Nachdem Nechljudow an einigen Bauernhöfen vorübergegangen und in die Nebengasse eingebogen war, begegnete er seinem Verwalter Jakob Alpatytsch. Als dieser von ferne den Gutsherrn erblickte, nahm er seine Mütze aus Wachsleinwand ab, zog sein Taschentuch hervor und wischte sich das dicke, rote Gesicht.

»Setz' die Mütze auf, Jakob, hörst du, Jakob?«

»Bei wem geruhten Euer Durchlaucht zu sein?« fragte Jakob, indem er sich mit der Mütze vor der Sonne schützte, sie jedoch nicht aufsetzte.
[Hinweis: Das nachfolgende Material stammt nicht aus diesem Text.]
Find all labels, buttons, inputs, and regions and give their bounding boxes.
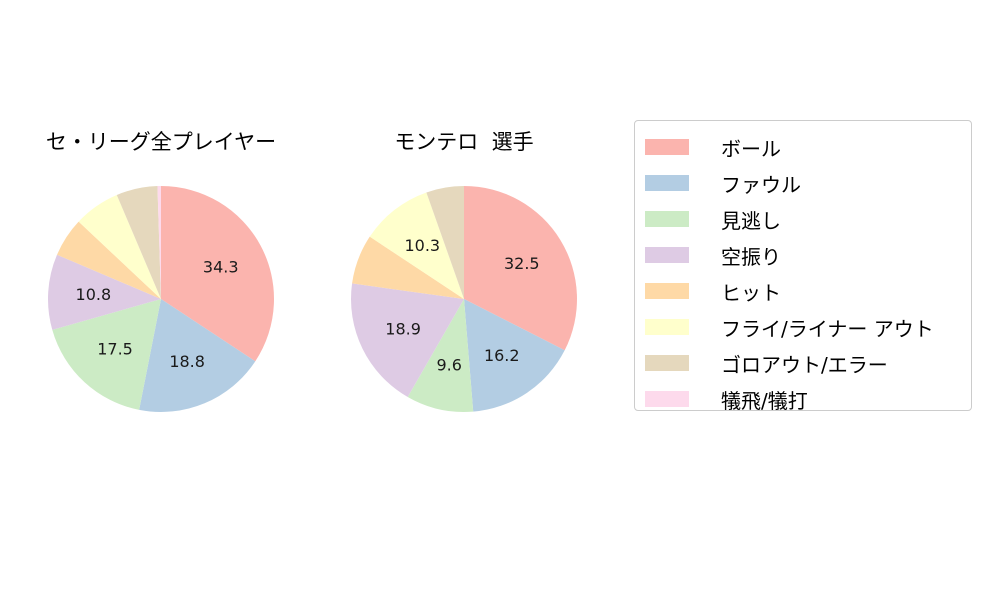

»Ich war bei Juchwanka. Sag' doch, wie ist der so geworden?« erwiderte der Herr, indem er seinen Weg fortsetzte.

»Wie, Euer Durchlaucht?« fragte der Verwalter, der in ehrfurchtsvoller Entfernung hinter ihm herging, seine Mütze jetzt aufgesetzt hatte und sich den Schnurrbart strich.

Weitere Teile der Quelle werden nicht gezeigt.